En raison de sa position géographique, la Nouvelle-Calédonie est exposée aux tsunamis en provenance de toute la ceinture de feu du Pacifique, du Chili au Japon, en passant par le Vanuatu, les îles Fidji et les îles Salomon. Ainsi, le 5 décembre 2018, un séisme d’une magnitude Mw=7.5 localisé au niveau de la partie sud de la zone de subduction du Vanuatu a généré un tsunami qui a touché les îles Loyauté et la côte est de la Grande Terre en Nouvelle-Calédonie, avec des hauteurs de 1 m et plus enregistrées sur les différents marégraphes du territoire. Dans le cadre du projet d’étude de l’aléa tsunami en Nouvelle-Calédonie (TSUCAL), cet événement représente une opportunité pour vérifier la capacité du logiciel de modélisation de tsunamis MOST a reproduire le signal enregistré sur ces marégraphes, aussi ben en terme de temps d’arrivée que d’amplitudes.
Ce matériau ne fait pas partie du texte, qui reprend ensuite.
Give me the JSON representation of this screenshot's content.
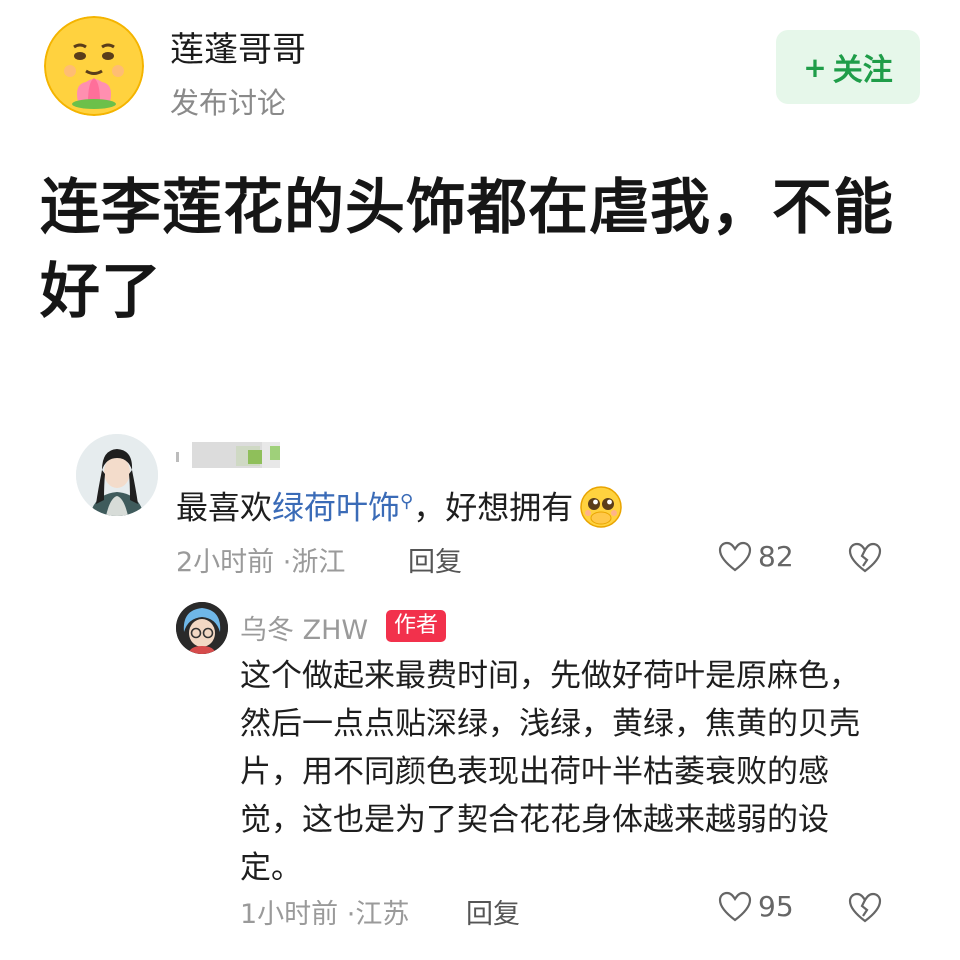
{
  "post": {
    "author_name": "莲蓬哥哥",
    "action": "发布讨论",
    "follow_label": "关注",
    "follow_plus": "+",
    "title": "连李莲花的头饰都在虐我，不能好了"
  },
  "comments": [
    {
      "body_before": "最喜欢",
      "link_text": "绿荷叶饰",
      "body_after": "，好想拥有",
      "time": "2小时前",
      "location": "浙江",
      "reply_label": "回复",
      "likes": "82"
    },
    {
      "author_name": "乌冬 ZHW",
      "badge": "作者",
      "body": "这个做起来最费时间，先做好荷叶是原麻色，然后一点点贴深绿，浅绿，黄绿，焦黄的贝壳片，用不同颜色表现出荷叶半枯萎衰败的感觉，这也是为了契合花花身体越来越弱的设定。",
      "time": "1小时前",
      "location": "江苏",
      "reply_label": "回复",
      "likes": "95"
    }
  ],
  "separator": "·",
  "colors": {
    "follow_bg": "#e6f7ea",
    "follow_text": "#1f9d49",
    "link": "#3a6bb7",
    "author_badge": "#f2314c"
  },
  "icons": [
    "emoji-avatar",
    "search-icon",
    "pleading-face-emoji",
    "heart-icon",
    "broken-heart-icon"
  ]
}
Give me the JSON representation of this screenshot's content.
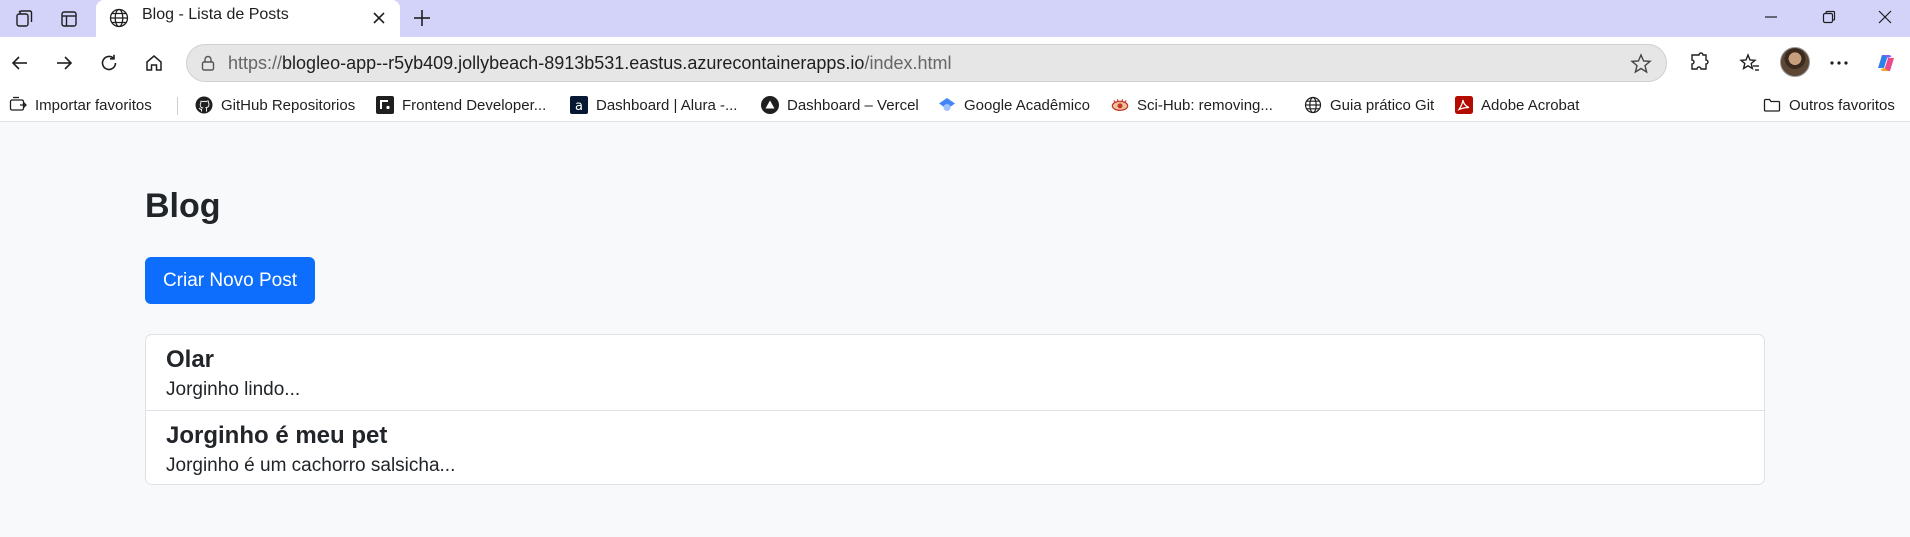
{
  "browser": {
    "tab": {
      "title": "Blog - Lista de Posts"
    },
    "address": {
      "protocol": "https://",
      "host": "blogleo-app--r5yb409.jollybeach-8913b531.eastus.azurecontainerapps.io",
      "path": "/index.html"
    },
    "bookmarks": [
      {
        "label": "Importar favoritos",
        "icon": "import-favorites-icon"
      },
      {
        "label": "GitHub Repositorios",
        "icon": "github-icon"
      },
      {
        "label": "Frontend Developer...",
        "icon": "frontend-mentor-icon"
      },
      {
        "label": "Dashboard | Alura -...",
        "icon": "alura-icon"
      },
      {
        "label": "Dashboard – Vercel",
        "icon": "vercel-icon"
      },
      {
        "label": "Google Acadêmico",
        "icon": "google-scholar-icon"
      },
      {
        "label": "Sci-Hub: removing...",
        "icon": "scihub-icon"
      },
      {
        "label": "Guia prático Git",
        "icon": "globe-icon"
      },
      {
        "label": "Adobe Acrobat",
        "icon": "adobe-acrobat-icon"
      }
    ],
    "other_favorites": {
      "label": "Outros favoritos",
      "icon": "folder-icon"
    }
  },
  "page": {
    "heading": "Blog",
    "new_post_button": "Criar Novo Post",
    "posts": [
      {
        "title": "Olar",
        "excerpt": "Jorginho lindo..."
      },
      {
        "title": "Jorginho é meu pet",
        "excerpt": "Jorginho é um cachorro salsicha..."
      }
    ]
  },
  "colors": {
    "titlebar": "#d3d3fa",
    "primary": "#0d6efd",
    "page_background": "#f8f9fa",
    "text": "#212529",
    "border": "#dee2e6"
  }
}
Dans un premier temps, il s’agira donc de proposer un ou plusieurs modèles de rupture sismique simple en accord avec les données des observatoires (OSNC, USGS, CGMT) et la géologie/géodynamique locale. Ce ou ces modèles seront ensuite introduits dans le logiciel de modélisation de tsunamis MOST (NOAA) et les résultats des modélisations seront comparés aux enregistrements des marégraphes. En fonction des résultats obtenus avec ce cas particulier et le temps disponible, d’autres événements du catalogue des tsunamis de Nouvelle-Calédonie pourront être testés, tels que les séisme et tsunami du Chili du 22 mai 1960, du Japon du 11 mars 2011 ou du nord du Vanuatu du 6 février 2013.